Whether you’re a seasoned camper or new to the game, there are some mistakes that come up again and again. These camping tricks keep you covered.
Seasoned camping enthusiasts know all the best camping tricks to enjoy their stays in the great outdoors. Newbies to camping, read on!
Everyone starting out tends to make the same mistakes. A little bit of extra knowledge from the pros can make your first camping trip a success.
1. Camping Tricks 101 – Plan, Plan and Plan Some More!
If you’ve never camped before, it’s easy to think that all you need is a good tent and supplies.
Any seasoned camper knows that planning is the most important part of the process. One part of the preparation process is creating lists.
Packing without making a list is like driving without your lights on. There are so many crucial items you need and it’s easy to miss one or two without a list.
You should make two copies of your list. Use the first one to check items off as you pack. Use the second one to check off items when you are packing to go home.
A good way to organize your list is to break items up into categories. Categories to include are Emergency, Food, Clothing, and Gear.
There are several key items to put on your list! Some of these are:
- batteries for flashlights
- first aid kit
- items to make your campfire
- trash bags
- camping gear
Your food list needs special consideration too. A mistake many newbies make is to bring the wrong amount of food.

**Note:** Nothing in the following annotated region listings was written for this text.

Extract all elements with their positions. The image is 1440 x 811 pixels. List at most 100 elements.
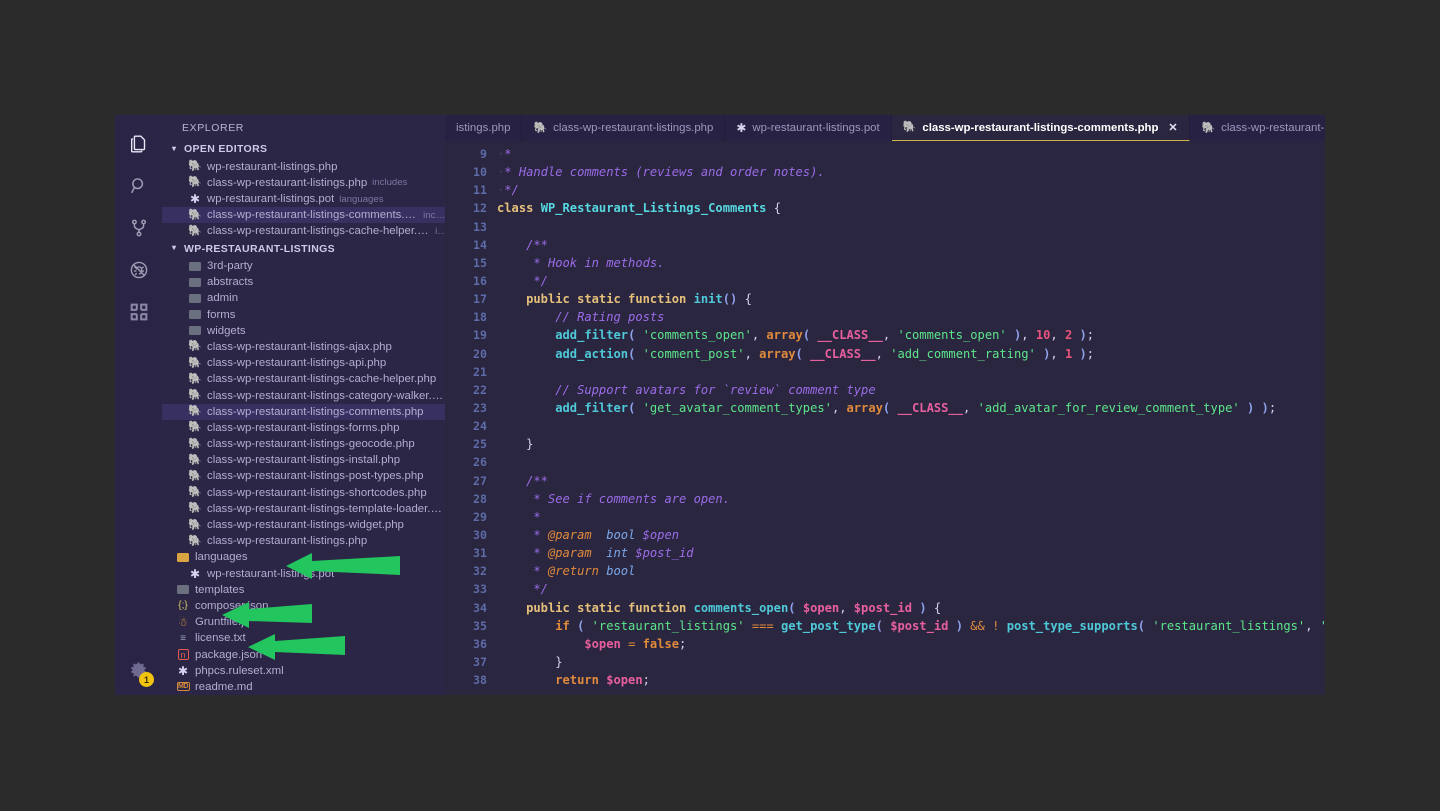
file-tree-label: readme.md [195,680,253,693]
code-line: 10 ·* Handle comments (reviews and order … [445,163,1325,181]
file-tree-item[interactable]: abstracts [162,274,445,290]
line-number: 29 [473,509,487,524]
settings-badge: 1 [139,672,154,687]
line-number: 38 [473,673,487,688]
code-token: 'comments_open' [642,328,752,343]
file-tree-item[interactable]: 🐘 class-wp-restaurant-listings-template-l… [162,501,445,517]
code-token: $post_id [890,618,949,633]
open-editor-item[interactable]: ✱ wp-restaurant-listings.pot languages [162,191,445,207]
explorer-icon[interactable] [115,123,162,165]
code-token: comments_open [693,600,789,615]
project-file-tree: 3rd-party abstracts admin forms widgets 🐘 clas… [162,258,445,695]
code-token: @param [547,527,592,542]
file-tree-item[interactable]: ✱ phpcs.ruleset.xml [162,663,445,679]
code-token: /** [526,237,548,252]
file-tree-item[interactable]: 3rd-party [162,258,445,274]
file-tree-item[interactable]: widgets [162,323,445,339]
code-line: 17 public static function init() { [445,290,1325,308]
code-token: { [933,600,942,615]
php-icon: 🐘 [188,208,202,221]
file-tree-label: class-wp-restaurant-listings-api.php [207,357,387,370]
line-number: 21 [473,364,487,379]
file-tree-item[interactable]: ✱ wp-restaurant-listings.pot [162,566,445,582]
code-token: 'comme [1320,619,1325,633]
manage-settings-button[interactable]: 1 [115,651,162,689]
code-token: $open [802,600,840,615]
editor-tab[interactable]: ✱ wp-restaurant-listings.pot [725,115,892,141]
file-tree-item[interactable]: {;} composer.json [162,598,445,614]
code-token: , [1305,618,1313,633]
file-tree-item[interactable]: 🐘 class-wp-restaurant-listings-install.ph… [162,452,445,468]
explorer-sidebar: EXPLORER ▾ OPEN EDITORS 🐘 wp-restaurant-l… [162,115,445,695]
file-tree-item[interactable]: templates [162,582,445,598]
code-line: 18 // Rating posts [445,308,1325,326]
source-control-icon[interactable] [115,207,162,249]
file-tree-item[interactable]: 🐘 class-wp-restaurant-listings-comments.p… [162,403,445,420]
code-token: ) [955,618,963,633]
editor-tab[interactable]: istings.php [445,115,523,141]
search-icon[interactable] [115,165,162,207]
open-editor-item[interactable]: 🐘 wp-restaurant-listings.php [162,159,445,175]
file-tree-item[interactable]: 🐘 class-wp-restaurant-listings.php [162,533,445,549]
file-tree-item[interactable]: 🐘 class-wp-restaurant-listings-category-w… [162,387,445,403]
code-token: , [1021,328,1029,343]
php-icon: 🐘 [188,518,202,531]
code-line-text: add_filter( 'get_avatar_comment_types', … [497,399,1276,417]
line-number: 33 [473,582,487,597]
code-line: 38 return $open; [445,671,1325,689]
file-tree-label: 3rd-party [207,260,253,273]
file-tree-item[interactable]: 🐘 class-wp-restaurant-listings-post-types… [162,468,445,484]
file-tree-item[interactable]: 🐘 class-wp-restaurant-listings-api.php [162,355,445,371]
close-icon[interactable]: ✕ [1167,121,1178,134]
code-token: ; [1268,400,1277,415]
php-icon: 🐘 [188,405,202,418]
code-token: 'comment_post' [642,346,745,361]
file-tree-item[interactable]: forms [162,307,445,323]
open-editor-item[interactable]: 🐘 class-wp-restaurant-listings-cache-help… [162,223,445,239]
file-tree-item[interactable]: 🐘 class-wp-restaurant-listings-forms.php [162,420,445,436]
open-editor-description: languages [339,193,384,205]
open-editor-label: wp-restaurant-listings.pot [207,193,335,206]
code-line: 9 ·* [445,145,1325,163]
file-tree-item[interactable]: admin [162,290,445,306]
editor-tab[interactable]: 🐘 class-wp-restaurant-listings-cache-help… [1190,115,1325,141]
open-editor-item[interactable]: 🐘 class-wp-restaurant-listings.php include… [162,175,445,191]
file-tree-item[interactable]: ≡ license.txt [162,630,445,646]
run-debug-icon[interactable] [115,249,162,291]
open-editor-item[interactable]: 🐘 class-wp-restaurant-listings-comments.p… [162,207,445,224]
file-tree-item[interactable]: 🐘 class-wp-restaurant-listings-cache-help… [162,371,445,387]
code-line: 35 if ( 'restaurant_listings' === get_po… [445,617,1325,635]
code-line: 37 } [445,653,1325,671]
code-token: ( [875,618,883,633]
file-tree-item[interactable]: n package.json [162,646,445,662]
code-editor[interactable]: 9 ·* 10 ·* Handle comments (reviews and ord… [445,141,1325,695]
file-tree-item[interactable]: ☃ Gruntfile.js [162,614,445,630]
file-tree-item[interactable]: 🐘 class-wp-restaurant-listings-ajax.php [162,339,445,355]
file-tree-item[interactable]: 🐘 class-wp-restaurant-listings-shortcodes… [162,485,445,501]
code-line-text: */ [497,272,548,290]
file-tree-item[interactable]: 🐘 class-wp-restaurant-listings-geocode.ph… [162,436,445,452]
php-icon: 🐘 [188,176,202,189]
section-project-root[interactable]: ▾ WP-RESTAURANT-LISTINGS [162,240,445,258]
code-token: $open [642,527,680,542]
editor-tab[interactable]: 🐘 class-wp-restaurant-listings-comments.p… [891,115,1191,141]
line-number: 19 [473,328,487,343]
line-number: 25 [473,437,487,452]
editor-tab[interactable]: 🐘 class-wp-restaurant-listings.php [522,115,726,141]
folder-icon [188,260,202,273]
file-tree-item[interactable]: MD readme.md [162,679,445,695]
extensions-icon[interactable] [115,291,162,333]
code-token: */ [533,273,548,288]
file-tree-label: phpcs.ruleset.xml [195,664,284,677]
section-open-editors[interactable]: ▾ OPEN EDITORS [162,140,445,158]
file-tree-item[interactable]: 🐘 class-wp-restaurant-listings-widget.php [162,517,445,533]
code-token: bool [606,564,636,579]
file-tree-item[interactable]: languages [162,549,445,565]
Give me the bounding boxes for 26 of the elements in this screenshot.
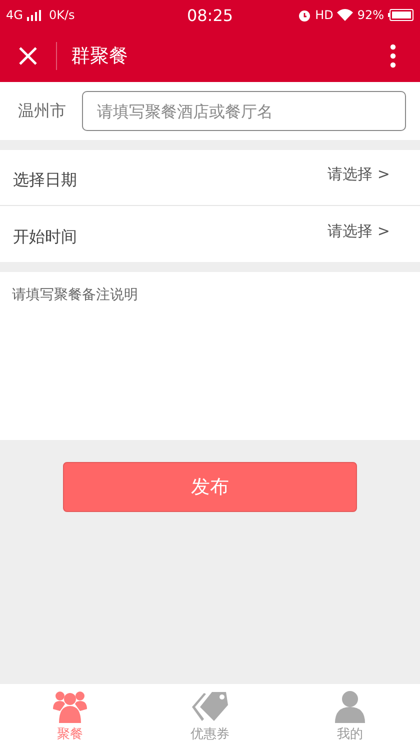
battery-level: 92% (357, 8, 384, 22)
more-icon (390, 44, 396, 68)
person-icon (334, 691, 366, 723)
publish-button[interactable]: 发布 (63, 462, 357, 512)
tab[interactable]: 我的 (280, 684, 420, 747)
select-link[interactable]: 请选择 > (328, 222, 390, 240)
city-label[interactable]: 温州市 (18, 100, 66, 122)
field-label: 选择日期 (13, 170, 77, 191)
battery-icon (388, 9, 414, 21)
hd-label: HD (315, 8, 334, 22)
close-icon (18, 46, 38, 66)
people-icon (52, 691, 88, 723)
clock: 08:25 (186, 6, 234, 24)
network-speed: 0K/s (48, 8, 75, 22)
restaurant-input[interactable]: 请填写聚餐酒店或餐厅名 (82, 91, 406, 131)
tab[interactable]: 聚餐 (0, 684, 140, 747)
wifi-icon (337, 9, 354, 21)
page-title: 群聚餐 (70, 44, 129, 69)
notes-input[interactable]: 请填写聚餐备注说明 (0, 272, 420, 440)
signal-icon (26, 10, 41, 20)
field-label: 开始时间 (13, 226, 77, 248)
tag-icon (190, 691, 230, 723)
tab[interactable]: 优惠券 (140, 684, 280, 747)
select-link[interactable]: 请选择 > (328, 165, 390, 184)
network-label: 4G (6, 8, 23, 22)
alarm-icon (298, 8, 312, 22)
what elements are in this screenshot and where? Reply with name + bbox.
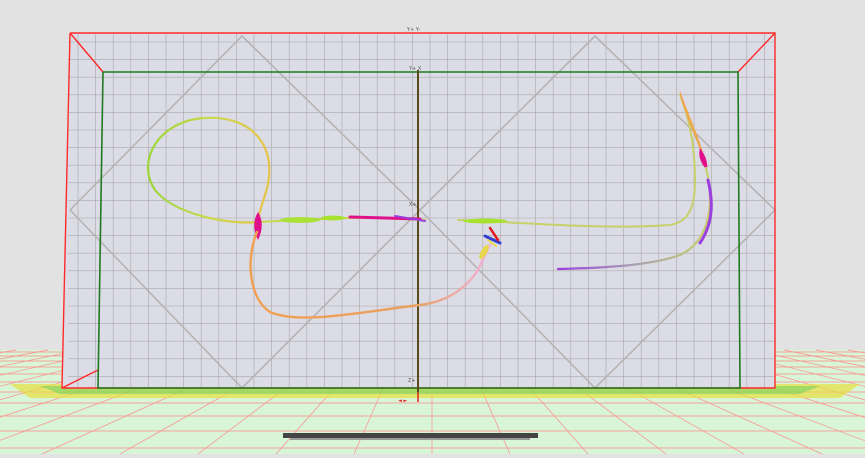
top-axis-label: Y+ Y-	[406, 27, 420, 33]
bottom-axis-label: Z+	[408, 378, 416, 384]
mid-axis-label: X+	[409, 202, 417, 208]
horizontal-scrollbar[interactable]	[283, 433, 538, 440]
3d-viewport[interactable]: Y+ Y- Y+ X X+ Z+ ◄ ►	[0, 0, 865, 455]
scene-canvas[interactable]: Y+ Y- Y+ X X+ Z+ ◄ ►	[0, 0, 865, 455]
bottom-small-label: ◄ ►	[398, 398, 407, 404]
inner-top-axis-label: Y+ X	[408, 66, 422, 72]
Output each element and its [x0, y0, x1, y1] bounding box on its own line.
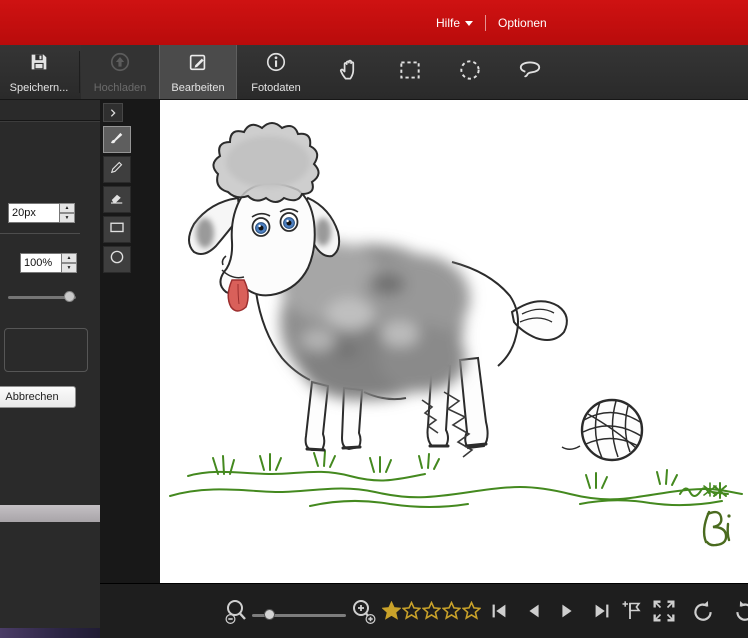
undo-rotate-button[interactable]: [690, 598, 716, 629]
titlebar-menu: Hilfe Optionen: [436, 0, 547, 45]
upload-button-label: Hochladen: [94, 82, 147, 94]
undo-icon: [690, 611, 716, 628]
stepper-down-icon[interactable]: ▼: [60, 213, 75, 223]
previous-icon: [523, 609, 545, 626]
panel-divider: [0, 120, 100, 122]
cancel-button[interactable]: Abbrechen: [0, 386, 76, 408]
save-icon: [28, 51, 50, 78]
photodata-button[interactable]: Fotodaten: [237, 45, 315, 99]
zoom-slider-handle[interactable]: [264, 609, 275, 620]
edit-button[interactable]: Bearbeiten: [159, 45, 237, 99]
rect-select-icon: [397, 57, 423, 88]
status-bar: [100, 583, 748, 638]
star-icon[interactable]: [422, 601, 441, 620]
options-menu-label: Optionen: [498, 16, 547, 30]
stepper-down-icon[interactable]: ▼: [62, 263, 77, 273]
brush-tool-button[interactable]: [103, 126, 131, 153]
help-menu-label: Hilfe: [436, 16, 460, 30]
titlebar: Hilfe Optionen: [0, 0, 748, 45]
first-image-button[interactable]: [488, 600, 510, 627]
flag-add-icon: [620, 609, 644, 626]
stepper-up-icon[interactable]: ▲: [62, 253, 77, 263]
chevron-down-icon: [465, 21, 473, 26]
image-canvas[interactable]: [160, 100, 748, 583]
brush-size-control: ▲ ▼: [8, 203, 75, 223]
zoom-in-button[interactable]: [350, 598, 376, 629]
zoom-out-button[interactable]: [224, 598, 250, 629]
fullscreen-icon: [650, 612, 678, 629]
opacity-input[interactable]: [20, 253, 62, 273]
ellipse-select-icon: [457, 57, 483, 88]
pencil-tool-button[interactable]: [103, 156, 131, 183]
stepper-up-icon[interactable]: ▲: [60, 203, 75, 213]
pencil-icon: [108, 158, 126, 181]
brush-size-stepper: ▲ ▼: [60, 203, 75, 223]
panel-divider: [0, 233, 80, 234]
options-groupbox: [4, 328, 88, 372]
last-image-button[interactable]: [591, 600, 613, 627]
rect-select-button[interactable]: [389, 45, 431, 99]
slider-handle[interactable]: [64, 291, 75, 302]
star-icon[interactable]: [442, 601, 461, 620]
canvas-area: [100, 100, 748, 583]
zoom-in-icon: [350, 611, 376, 628]
desktop-background-strip: [0, 628, 100, 638]
collapsed-section-bar[interactable]: [0, 505, 100, 522]
star-icon[interactable]: [462, 601, 481, 620]
previous-image-button[interactable]: [523, 600, 545, 627]
hand-tool-button[interactable]: [329, 45, 371, 99]
toolbar-separator: [79, 51, 80, 93]
eraser-icon: [108, 188, 126, 211]
upload-button[interactable]: Hochladen: [81, 45, 159, 99]
info-icon: [265, 51, 287, 78]
photodata-button-label: Fotodaten: [251, 82, 301, 94]
edit-button-label: Bearbeiten: [171, 82, 224, 94]
panel-slider[interactable]: [8, 290, 76, 304]
opacity-stepper: ▲ ▼: [62, 253, 77, 273]
fullscreen-button[interactable]: [650, 597, 678, 630]
help-menu[interactable]: Hilfe: [436, 16, 473, 30]
edit-icon: [187, 51, 209, 78]
main-toolbar: Speichern... Hochladen Bearbeiten Fotoda…: [0, 45, 748, 100]
add-flag-button[interactable]: [620, 598, 644, 627]
last-icon: [591, 609, 613, 626]
next-image-button[interactable]: [556, 600, 578, 627]
rectangle-icon: [108, 218, 126, 241]
redo-icon: [732, 611, 748, 628]
save-button[interactable]: Speichern...: [0, 45, 78, 99]
menu-separator: [485, 15, 486, 31]
eraser-tool-button[interactable]: [103, 186, 131, 213]
grass: [170, 451, 742, 507]
edit-sidebar: ▲ ▼ ▲ ▼ Abbrechen: [0, 100, 100, 628]
brush-icon: [108, 128, 126, 151]
yarn-ball: [562, 400, 642, 460]
star-rating[interactable]: [382, 601, 481, 620]
upload-icon: [109, 51, 131, 78]
save-button-label: Speichern...: [10, 82, 69, 94]
lasso-icon: [517, 57, 543, 88]
options-menu[interactable]: Optionen: [498, 16, 547, 30]
first-icon: [488, 609, 510, 626]
lasso-select-button[interactable]: [509, 45, 551, 99]
expand-panel-button[interactable]: [103, 103, 123, 122]
drawing-toolstrip: [103, 103, 135, 276]
redo-rotate-button[interactable]: [732, 598, 748, 629]
next-icon: [556, 609, 578, 626]
sheep-drawing: [160, 100, 748, 583]
zoom-slider[interactable]: [252, 609, 346, 623]
hand-icon: [337, 57, 363, 88]
ellipse-select-button[interactable]: [449, 45, 491, 99]
star-icon[interactable]: [382, 601, 401, 620]
ellipse-tool-button[interactable]: [103, 246, 131, 273]
opacity-control: ▲ ▼: [20, 253, 77, 273]
ellipse-icon: [108, 248, 126, 271]
rectangle-tool-button[interactable]: [103, 216, 131, 243]
brush-size-input[interactable]: [8, 203, 60, 223]
zoom-out-icon: [224, 611, 250, 628]
star-icon[interactable]: [402, 601, 421, 620]
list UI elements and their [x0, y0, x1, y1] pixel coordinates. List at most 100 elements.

Plan your meals out day by day. Consider that you will need three square meals, plus snacks.
Remember that all the activity may make you and your camping buddies hungrier than usual, so don’t skimp on meal amounts.
At the same time, don’t overdo it! You don’t need to bring an entire restaurant into the woods with you!
Most important, don’t forget the coffee!
2. Campfire Tips
If you can’t get your fire started, you can be in for a cold, miserable night at your campsite.
Make sure that you gather more wood than you think you will need. A good rule is to get about three times as much as you think.
Use the rule of 1-2-3 as well. You shouldn’t begin your fire until you have:
- one armload of tinder
- two armloads of kindling
- three armloads of fuel
Wood needs to be dry to burn, so store the wood you gather in a dry, covered spot. If you buy wood, make sure it’s dry before you purchase.
Don’t forget to pack fire-starting supplies such as lighter fuel and matches.
It’s not a bad idea to learn, and practice, how to set a fire without matches and fuel. This gives you a backup plan if you ever run out of fuel and matches.
Finally, it’s important to make sure your fire embers are completely out when leaving your campsite. Embers can still retain heat for several days and cause forest fires.
Cover the embers with water or dirt to ensure they are completely out.
3. Be Aware of Wildlife
Seeing wildlife in their natural habitat is a wonderful part of the camping experience. You need to be careful to make sure they don’t ruin your outing.
Animals are attracted to the smell of your food. Make sure you wrap everything in plastic bags.
Trash should be bagged and put away in a safe place before you hit the hay for the night. Some campsites have designated trash cans or bear boxes you can use.
Another option is to hang the trash from a tree with a rope if a safe receptacle is not available.
Some wildlife is potentially dangerous. Research your campsite area before you go and how to handle an unwanted encounter.
You also should be ready for dealing with bugs. Pack an ample amount of bug spray for mosquitos and other bugs that may be in the area.
Finally, not all wildlife to be wary of is animals! Learn about the plant life in your camping area before you go.
There are many poisonous plants that could make your trip miserable if you don’t know how to identify them. Poison ivy, poison oak, and poison sumac should all be avoided.
4. Get the Right Tent
Getting the right tent is critical! Your tent may be the single most important thing you pack.
Size is often judged wrong and campers end up squeezed into a tent that’s too small. Use a measurement of at least 25 square feet per camper.
Weather is also a serious consideration. If you will be camping in a cold or wet area, you need an appropriate tent.
There are many different types of tents to choose from.
Inflatable tents have many benefits (but require you to bring a pump).
Lightweight tents are a good option for campers who will be doing a lot of activity carrying their packs.
When packing your tent, make sure you test it out first. You don’t want to arrive at your campsite to find out your tent has holes or tears that need repairs.
5. Pack the Right Clothes
Research the weather for your prospective campsite. This includes daily and evening temperatures, which can change wildly depending on the locale.
Your clothes should match the weather patterns for your location. Packing, and dressing, in layers, is a good strategy to stay comfortable.
Bring headwear, even if you may only need it at night. If you find yourself cold in the tent, a good warm hat can make a big difference.
Packing an extra set of footwear is a good idea as well. If you happen to slip and fall into a creek or get caught in the rain, having only one pair of soggy, cold shoes is very unpleasant.
Having extra clean socks and underwear is also important since these are the clothing items you’re most likely to want to change.
If you anticipate wet weather, pack some extra bags for clothes to keep them dry in.
Be Prepared, and Have Fun!
Follow these experienced camping tricks and plan your trip out wisely. You’ll be glad you did and quickly become a camping expert!